“Solidarity doesn’t demand agreement on political ideology. We can agree on some things and vehemently disagree with others. We have a duty to make our disagreements known while coalescing around the things we can agree on.” Mariame Kaba
On a Wednesday, back in March, after a long workday and attending a candidate’s lecture for a faculty position at my alma mater, I braved winds, dampness and fatigue to attend a reading/book-signing. I went to the reading because I wanted to support the South Side Coalition on Urban Girls (SSCUG), and I wanted to hear Monique Morris talk about her new book, Pushout: The Criminalization of Black Girls in Schools. I was late because I accidentally saved the wrong start time in my phone.

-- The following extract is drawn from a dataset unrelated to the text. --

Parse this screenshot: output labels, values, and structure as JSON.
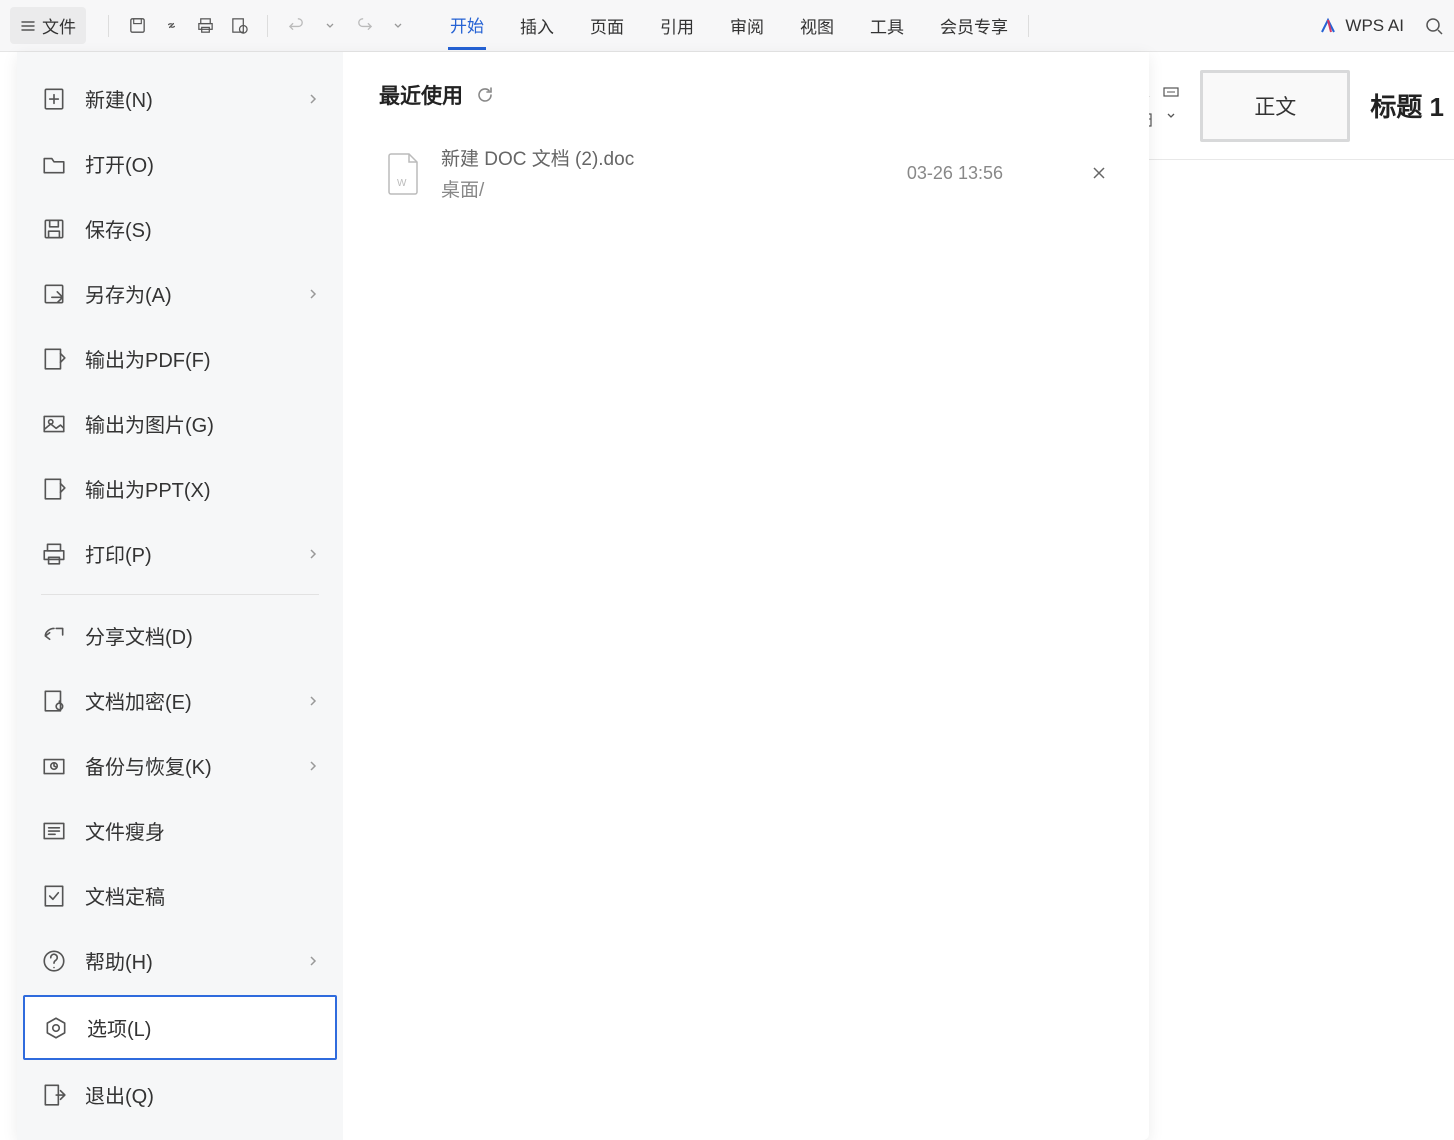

I get there and I sit, sorta, in the cut, because the energy of the cypher had already been established—I didn’t want to interrupt it. I listened to the sista share about her book, and I was attentive and nodded my head in agreement as she read a bit from it.
During Q & A, a teen asked what should she do when her friend, who is in a “situation” with an older man, comes to her to sound off. The teen said something like, “I’m JUST a person she tells stuff to.” The belittling and defeatist way she said “just” resonated with me, because she was not just, anything. I imagine to her peer, she was a safe space.
One response to the young sista was for her to stay after the Q & A to receive resources and emergency numbers that she could share with the friend. She’d receive a more personalized response afterwards. Uhm yeah, my “spidey senses” went off.
I didn’t want to say ish, nada, nuffin…no-thing! I didn’t even want to have an opinion. I just wanted to be in the space with like-minded folk who works with gyrls. But, the questions start coming—internal dialogue: What if the young sista didn’t stay to get the info? What if someone else in the room also needed a response? Damnit, I was on “in the cut” duty, no intention of saying ish.
Here’s the thing, though. I cannot unknow, what I know. From working with young people I know that young people go to one another before they come to us [adults]. I know it’s unlikely that the numbers will be used, not that they shouldn’t be provided. I also know that despite being taboo and shunned, harm reduction, safety planning and girl-led responsiveness are key.
Harm reduction is a practice of respectful, free of judgment engagement with people to find ways to be healthier,safer, & more in control of their lives without having to make sudden & immediate changes. – YWEP
My approach was to:
- Pour into the young sista who was asking the question;
- Encourage her to remain nonjudgmental, because these “situations” are never black/white, there’s always a lot of gray.
- Address harm reduction, and suggest that the resources offered to her include harm reduction;
- Suggest that the young sista asking the question, “safety plan” with her friend.
I was hesitant to respond because I know adults aren’t always able to receive harm reduction (H.R.) suggestions, because it doesn’t always align with our adult desire to “save” our gyrls. We also often have a desire to teach Black gyrls how to “be safe,” as opposed to teaching boys, not to harm.
Save?!?!?!?!?!?! Truth is, our young people can save themselves—they’re on the journey of uncovering themselves—it is our gig as adults to support them on this uncovering. And I get it. I get that we want to protect our youth yadda yadda yadda. But like I said, I cannot unknow what I know with how Black gyrls move through spaces and navigate these challenging situations.
What we know is that young people want to be seen, heard and to know they matter. We know that youth run away all the time. We know that there’s a large number young people actively in the sex trade, being trafficked etc. I am not condoning it, I’m acknowledging it while suggesting harm reduction. But like the quote that I began with says, “We can agree on some things and vehemently disagree with others. We have a duty to make our disagreements known while coalescing around the things we can agree on.”
The sex trade & streets economies exist & thrive because of the lack of resources, choices, support, education & respect. – YWEP
Nonetheless, I had no desire to refute or fight with well-meaning adults. Heck, I am also a well-meaning adult who, like the other adults in the room, is an ally to gyrls. I also thought about which programs and orgs are receiving funding for gyrls and womyn-centered work, is it primarily orgs who align with respectability politics, or who?